Tuesday, July 13, 2010

Insurance, the N.R.A., and State Power

In the health care debate this year, for instance, the N.R.A.'s lobbyists worked with the Senate majority leader, Harry Reid, to include a little-noticed provision banning insurance companies from charging higher premiums for people with guns in their homes.

This is a blatant misuse of state power.  Insurance companies should be allowed to charge any premium their accountants say makes sense.  If people with guns in their homes have more insurance claims on average, then the insurance company should be compensated for the higher risk.  It is completely ridiculous to assume that the insurance companies are unfairly discriminating against gun owners.  Any company that did so would rapidly lose all of their gun-owning customers to an insurance company that charged fair rates.  This new law will force all people who do not own guns to subsidize the people who do own guns.  If the insurance companies cannot charge gun owners for their higher risk, then they have to raise rates for everybody to cover their costs.

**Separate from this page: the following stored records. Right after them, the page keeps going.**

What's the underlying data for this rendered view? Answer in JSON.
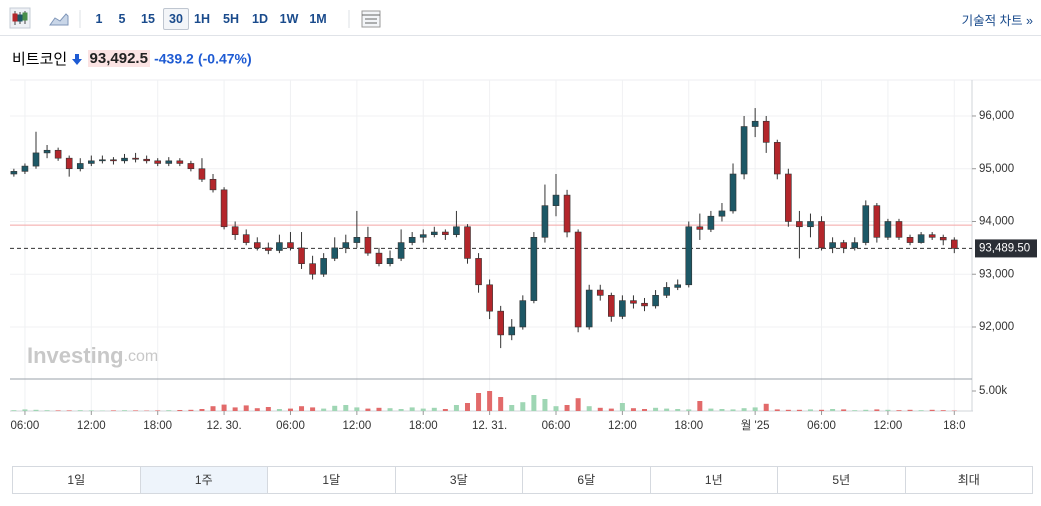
{
  "toolbar": {
    "intervals": [
      "1",
      "5",
      "15",
      "30",
      "1H",
      "5H",
      "1D",
      "1W",
      "1M"
    ],
    "selected": "30",
    "link": "기술적 차트 »"
  },
  "header": {
    "name": "비트코인",
    "price": "93,492.5",
    "change": "-439.2",
    "change_pct": "(-0.47%)"
  },
  "watermark": {
    "brand": "Investing",
    "suffix": ".com"
  },
  "ranges": {
    "items": [
      "1일",
      "1주",
      "1달",
      "3달",
      "6달",
      "1년",
      "5년",
      "최대"
    ],
    "selected": "1주"
  },
  "chart_data": {
    "type": "candlestick",
    "x": [
      -1,
      0,
      1,
      2,
      3,
      4,
      5,
      6,
      7,
      8,
      9,
      10,
      11,
      12,
      13,
      14,
      15,
      16,
      17,
      18,
      19,
      20,
      21,
      22,
      23,
      24,
      25,
      26,
      27,
      28,
      29,
      30,
      31,
      32,
      33,
      34,
      35,
      36,
      37,
      38,
      39,
      40,
      41,
      42,
      43,
      44,
      45,
      46,
      47,
      48,
      49,
      50,
      51,
      52,
      53,
      54,
      55,
      56,
      57,
      58,
      59,
      60,
      61,
      62,
      63,
      64,
      65,
      66,
      67,
      68,
      69,
      70,
      71,
      72,
      73,
      74,
      75,
      76,
      77,
      78,
      79,
      80,
      81,
      82,
      83,
      84
    ],
    "candles": [
      [
        94900,
        95000,
        94850,
        94950
      ],
      [
        94950,
        95100,
        94900,
        95050
      ],
      [
        95050,
        95700,
        95000,
        95300
      ],
      [
        95300,
        95450,
        95200,
        95350
      ],
      [
        95350,
        95400,
        95150,
        95200
      ],
      [
        95200,
        95250,
        94850,
        95000
      ],
      [
        95000,
        95200,
        94950,
        95100
      ],
      [
        95100,
        95250,
        95050,
        95150
      ],
      [
        95150,
        95250,
        95100,
        95170
      ],
      [
        95170,
        95220,
        95080,
        95150
      ],
      [
        95150,
        95280,
        95100,
        95200
      ],
      [
        95200,
        95300,
        95120,
        95180
      ],
      [
        95180,
        95250,
        95100,
        95150
      ],
      [
        95150,
        95200,
        95050,
        95100
      ],
      [
        95100,
        95220,
        95050,
        95150
      ],
      [
        95150,
        95200,
        95050,
        95100
      ],
      [
        95100,
        95150,
        94950,
        95000
      ],
      [
        95000,
        95200,
        94750,
        94800
      ],
      [
        94800,
        94900,
        94550,
        94600
      ],
      [
        94600,
        94650,
        93850,
        93900
      ],
      [
        93900,
        94000,
        93650,
        93750
      ],
      [
        93750,
        93850,
        93550,
        93600
      ],
      [
        93600,
        93700,
        93450,
        93500
      ],
      [
        93500,
        93600,
        93380,
        93450
      ],
      [
        93450,
        93750,
        93400,
        93600
      ],
      [
        93600,
        93800,
        93450,
        93500
      ],
      [
        93500,
        93800,
        93100,
        93200
      ],
      [
        93200,
        93350,
        92900,
        93000
      ],
      [
        93000,
        93400,
        92950,
        93300
      ],
      [
        93300,
        93700,
        93250,
        93500
      ],
      [
        93500,
        93750,
        93400,
        93600
      ],
      [
        93600,
        94200,
        93500,
        93700
      ],
      [
        93700,
        93900,
        93350,
        93400
      ],
      [
        93400,
        93500,
        93150,
        93200
      ],
      [
        93200,
        93450,
        93150,
        93300
      ],
      [
        93300,
        93850,
        93250,
        93600
      ],
      [
        93600,
        93800,
        93550,
        93700
      ],
      [
        93700,
        93850,
        93600,
        93750
      ],
      [
        93750,
        93900,
        93700,
        93800
      ],
      [
        93800,
        93850,
        93650,
        93750
      ],
      [
        93750,
        94200,
        93700,
        93900
      ],
      [
        93900,
        93950,
        93200,
        93300
      ],
      [
        93300,
        93400,
        92650,
        92800
      ],
      [
        92800,
        92900,
        92150,
        92300
      ],
      [
        92300,
        92400,
        91600,
        91850
      ],
      [
        91850,
        92150,
        91750,
        92000
      ],
      [
        92000,
        92600,
        91950,
        92500
      ],
      [
        92500,
        93800,
        92450,
        93700
      ],
      [
        93700,
        94700,
        93600,
        94300
      ],
      [
        94300,
        94900,
        94100,
        94500
      ],
      [
        94500,
        94600,
        93700,
        93800
      ],
      [
        93800,
        93850,
        91900,
        92000
      ],
      [
        92000,
        92800,
        91950,
        92700
      ],
      [
        92700,
        92800,
        92500,
        92600
      ],
      [
        92600,
        92650,
        92100,
        92200
      ],
      [
        92200,
        92600,
        92150,
        92500
      ],
      [
        92500,
        92600,
        92350,
        92450
      ],
      [
        92450,
        92550,
        92300,
        92400
      ],
      [
        92400,
        92700,
        92350,
        92600
      ],
      [
        92600,
        92850,
        92550,
        92750
      ],
      [
        92750,
        92900,
        92700,
        92800
      ],
      [
        92800,
        94000,
        92750,
        93900
      ],
      [
        93900,
        94150,
        93650,
        93850
      ],
      [
        93850,
        94200,
        93800,
        94100
      ],
      [
        94100,
        94350,
        94000,
        94200
      ],
      [
        94200,
        95100,
        94150,
        94900
      ],
      [
        94900,
        96000,
        94800,
        95800
      ],
      [
        95800,
        96150,
        95600,
        95900
      ],
      [
        95900,
        96000,
        95300,
        95500
      ],
      [
        95500,
        95550,
        94800,
        94900
      ],
      [
        94900,
        95000,
        93900,
        94000
      ],
      [
        94000,
        94200,
        93300,
        93900
      ],
      [
        93900,
        94150,
        93700,
        94000
      ],
      [
        94000,
        94100,
        93450,
        93500
      ],
      [
        93500,
        93700,
        93400,
        93600
      ],
      [
        93600,
        93650,
        93400,
        93500
      ],
      [
        93500,
        93700,
        93450,
        93600
      ],
      [
        93600,
        94400,
        93550,
        94300
      ],
      [
        94300,
        94350,
        93600,
        93700
      ],
      [
        93700,
        94050,
        93650,
        94000
      ],
      [
        94000,
        94050,
        93650,
        93700
      ],
      [
        93700,
        93750,
        93550,
        93600
      ],
      [
        93600,
        93800,
        93580,
        93750
      ],
      [
        93750,
        93800,
        93650,
        93700
      ],
      [
        93700,
        93750,
        93550,
        93650
      ],
      [
        93650,
        93700,
        93400,
        93490
      ]
    ],
    "volumes": [
      200,
      400,
      300,
      200,
      150,
      150,
      200,
      150,
      100,
      150,
      200,
      150,
      100,
      150,
      200,
      250,
      300,
      500,
      1200,
      1600,
      900,
      1400,
      700,
      1000,
      500,
      600,
      1200,
      900,
      600,
      1300,
      1500,
      900,
      600,
      800,
      700,
      500,
      900,
      600,
      800,
      500,
      1500,
      2000,
      4500,
      5000,
      3500,
      1500,
      2200,
      4000,
      3000,
      1200,
      1500,
      3200,
      1200,
      800,
      600,
      2000,
      700,
      500,
      800,
      600,
      500,
      400,
      2500,
      600,
      500,
      400,
      700,
      900,
      1800,
      400,
      300,
      300,
      400,
      300,
      500,
      400,
      200,
      300,
      400,
      300,
      200,
      300,
      200,
      300,
      200,
      100
    ],
    "up_color": "#1d5866",
    "down_color": "#b3262b",
    "vol_up_color": "#9fd6b4",
    "vol_down_color": "#e26a6a",
    "xlim": [
      -1.35,
      85.6
    ],
    "xticks": [
      {
        "value": 0,
        "label": "06:00"
      },
      {
        "value": 6,
        "label": "12:00"
      },
      {
        "value": 12,
        "label": "18:00"
      },
      {
        "value": 18,
        "label": "12. 30."
      },
      {
        "value": 24,
        "label": "06:00"
      },
      {
        "value": 30,
        "label": "12:00"
      },
      {
        "value": 36,
        "label": "18:00"
      },
      {
        "value": 42,
        "label": "12. 31."
      },
      {
        "value": 48,
        "label": "06:00"
      },
      {
        "value": 54,
        "label": "12:00"
      },
      {
        "value": 60,
        "label": "18:00"
      },
      {
        "value": 66,
        "label": "월 '25"
      },
      {
        "value": 72,
        "label": "06:00"
      },
      {
        "value": 78,
        "label": "12:00"
      },
      {
        "value": 84,
        "label": "18:0"
      }
    ],
    "ylim": [
      91033,
      96682
    ],
    "yticks": [
      {
        "value": 92000,
        "label": "92,000"
      },
      {
        "value": 93000,
        "label": "93,000"
      },
      {
        "value": 94000,
        "label": "94,000"
      },
      {
        "value": 95000,
        "label": "95,000"
      },
      {
        "value": 96000,
        "label": "96,000"
      }
    ],
    "vol_ylim": [
      0,
      7750
    ],
    "vol_yticks": [
      {
        "value": 5000,
        "label": "5.00k"
      }
    ],
    "prev_close": 93931.7,
    "last_price": {
      "value": 93489.5,
      "label": "93,489.50"
    },
    "grid": true
  }
}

Insurance rates are absolutely the best way our civilization has for putting the proper price on risky behavior.  You cannot expect people to calculate all of the long-term costs and benefits of all of their actions.  But insurance companies are full of professionals who do just that.  If these companies were free to set rates at will, then this would send an immediate signal to people about the costs of their actions.  People might not know the true costs of smoking, and they may not trust government messages, but they will pay attention if life insurance and health insurance rates are much higher for smokers.  By transforming an uncertain future cost into an immediate present cost, insurance companies can provide an incredibly valuable information service to consumers.

But we have a plethora of laws that prevent them from doing this.  Insurance companies are explicitly banned from putting a proper price on risky behaviors.  There are only a small number of behaviors that they are allowed to accurately price.  This means that people have no incentive to stop their risky behaviors, and everybody suffers as a result.

If insurance companies were allowed to accurately price risk, then there would be less need for government intervention into risky actions.  If people had to pay the true costs of drinking alcohol or owning guns or consuming too many calories, then there would be less of these actions, and also less demand for government intervention with respect to these actions.

Our current state of affairs comes from people not understanding what prices are.  If the insurance company charges then a higher price for owning guns, they see it as unfair or an insult.  They do not see it as an accurate signal of the costs of their actions, which it will be if there is any competition in the insurance market.

Note that I am very much in favor of the right to bear arms.  The state should not prohibit law-abiding citizens from owning weapons.  It is, and should be, a fundamental legal right.  But exercising that legal right has costs, and I hold it as a fundamental principle that people should pay the costs of their actions.  The state should not prevent people from owning guns or smoking or doing drugs, but it should also not prevent insurance companies from charging the appropriate price for these actions.  People should be allowed to do anything they want, provided that they are willing to pay all of the costs of their actions. 

Preventing people from doing things is bad, but artificially shielding them from the costs of their actions is just as bad.